People v. Sue Chung Kee
Before: Shaw
Synopsis
APPEAL from a judgment of the Superior Court of Kings County and from an order denying a new trial. M. L. Short, Judge.
The facts are stated in the opinion of the court.
Dixon L. Phillips, and J. F. Pryor, for Appellant.
U. S. Webb, Attorney-General, Robert M. Clarke, Deputy Attorney-General, and George Beebe, Deputy Attorney-General, for Respondent.
SHAW, J.
Defendant was convicted upon an information charging him with selling and dispensing alcoholic liquors in no-license territory contrary to the provisions of what is known as the Wyllie Act. (Stats. 1911, p. 599.)
He appeals from the judgment and an order denying his motion for a new trial.

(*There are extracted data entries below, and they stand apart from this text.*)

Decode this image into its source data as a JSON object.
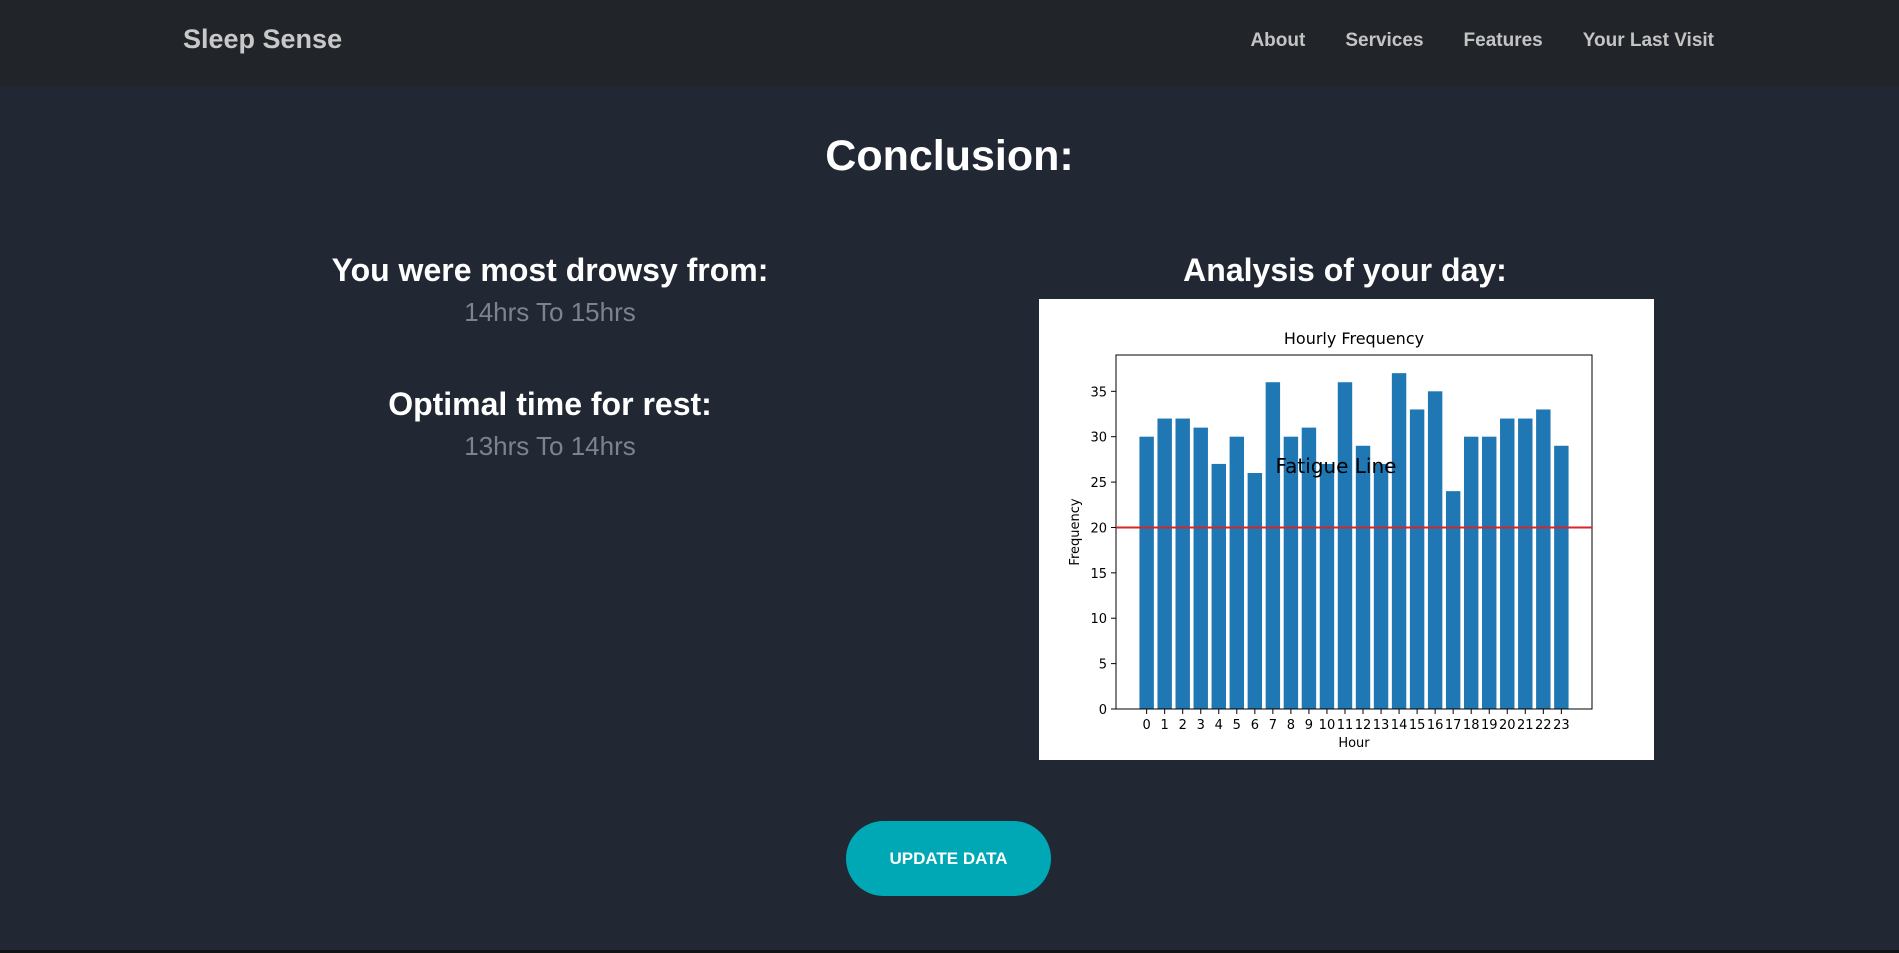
{
  "navbar": {
    "brand": "Sleep Sense",
    "links": [
      "About",
      "Services",
      "Features",
      "Your Last Visit"
    ]
  },
  "main": {
    "title": "Conclusion:",
    "drowsy_heading": "You were most drowsy from:",
    "drowsy_value": "14hrs To 15hrs",
    "rest_heading": "Optimal time for rest:",
    "rest_value": "13hrs To 14hrs",
    "analysis_heading": "Analysis of your day:",
    "update_button": "UPDATE DATA"
  },
  "colors": {
    "bar": "#1f77b4",
    "fatigue_line": "#d62728",
    "button": "#00a8b5"
  },
  "chart_data": {
    "type": "bar",
    "title": "Hourly Frequency",
    "xlabel": "Hour",
    "ylabel": "Frequency",
    "categories": [
      "0",
      "1",
      "2",
      "3",
      "4",
      "5",
      "6",
      "7",
      "8",
      "9",
      "10",
      "11",
      "12",
      "13",
      "14",
      "15",
      "16",
      "17",
      "18",
      "19",
      "20",
      "21",
      "22",
      "23"
    ],
    "values": [
      30,
      32,
      32,
      31,
      27,
      30,
      26,
      36,
      30,
      31,
      27,
      36,
      29,
      27,
      37,
      33,
      35,
      24,
      30,
      30,
      32,
      32,
      33,
      29
    ],
    "ylim": [
      0,
      39
    ],
    "yticks": [
      0,
      5,
      10,
      15,
      20,
      25,
      30,
      35
    ],
    "reference_line": {
      "value": 20,
      "label": "Fatigue Line",
      "label_x": 10.5,
      "label_y": 26
    }
  }
}
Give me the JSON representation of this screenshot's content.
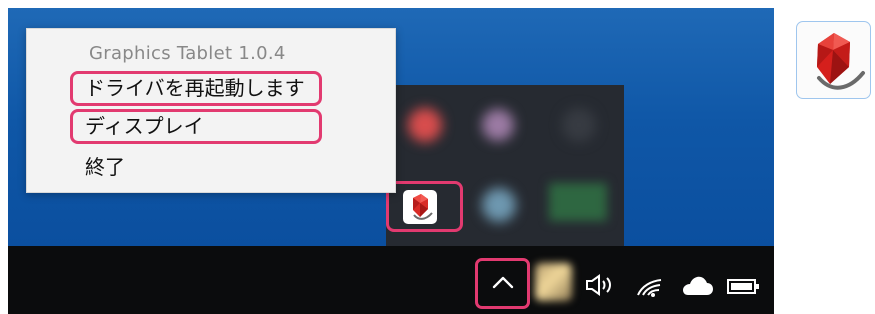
{
  "menu": {
    "title": "Graphics Tablet 1.0.4",
    "restart_label": "ドライバを再起動します",
    "display_label": "ディスプレイ",
    "exit_label": "終了"
  },
  "highlight_color": "#e23a70",
  "desktop_color": "#1161ad",
  "taskbar_color": "#0b0c0d",
  "icons": {
    "tablet_tray": "graphics-tablet-icon",
    "overflow": "chevron-up-icon",
    "volume": "speaker-icon",
    "network": "wifi-icon",
    "cloud": "cloud-icon",
    "battery": "battery-icon"
  }
}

Counsel for appellant insists that the evidence is insufficient to justify the verdict. The evidence fairly tended to prove
[733]
that defendant was a Chinese merchant in the town of Han-ford. The building in which he conducted his business consisted of two stories and a basement, the latter being divided into several rooms which were used, among other purposes, for storage of merchandise and as a place for the cooking and serving of food to others than the family of defendant. His family, consisting of his wife and four children, lived and made their home in the second floor of the building, while the first floor was used as a storeroom in which the mercantile business was conducted. The alleged offense was committed on the evening of December 2, 1913, at which time one man alone, and later two together, went to defendant’s place and without, so far as shown, any invitation so to do, went down into the basement, where they found defendant, and expressed themselves as being “awfully dry” and desirous of obtaining a drink; in response to which defendant gave to each of them a bottle of beer, and to one a second bottle. While they were sitting at a table engaged in drinking the beer from the bottles, the city marshal appeared and arrested defendant. It appears that the day before defendant had purchased and had delivered at his place a quantity of beer, and while he admits serving to these men in the basement under his storeroom, over which his family resided, it is nevertheless insisted that the serving thereof was at his own home to these men as his guests as an act of hospitality, where no money or thing of value was received in return therefor, and that the place where served was not a place of public resort, and hence the act constituted no offense, as provided in the first subdivision of section 16 of the act aforesaid. The court embodied this provision of the law in an instruction given to the jury, and it is apparent from the verdict rendered that they were not satisfied the evidence established the claim made by defendant. Considering all the evidence, both direct and circumstantial, we are of the opinion the jury were justified in reaching a conclusion inconsistent with the theory urged by appellant that these three men found in the basement drinking beer were so doing at his home as his guests. We entertain no doubt as to the sufficiency of the evidence to justify the verdict.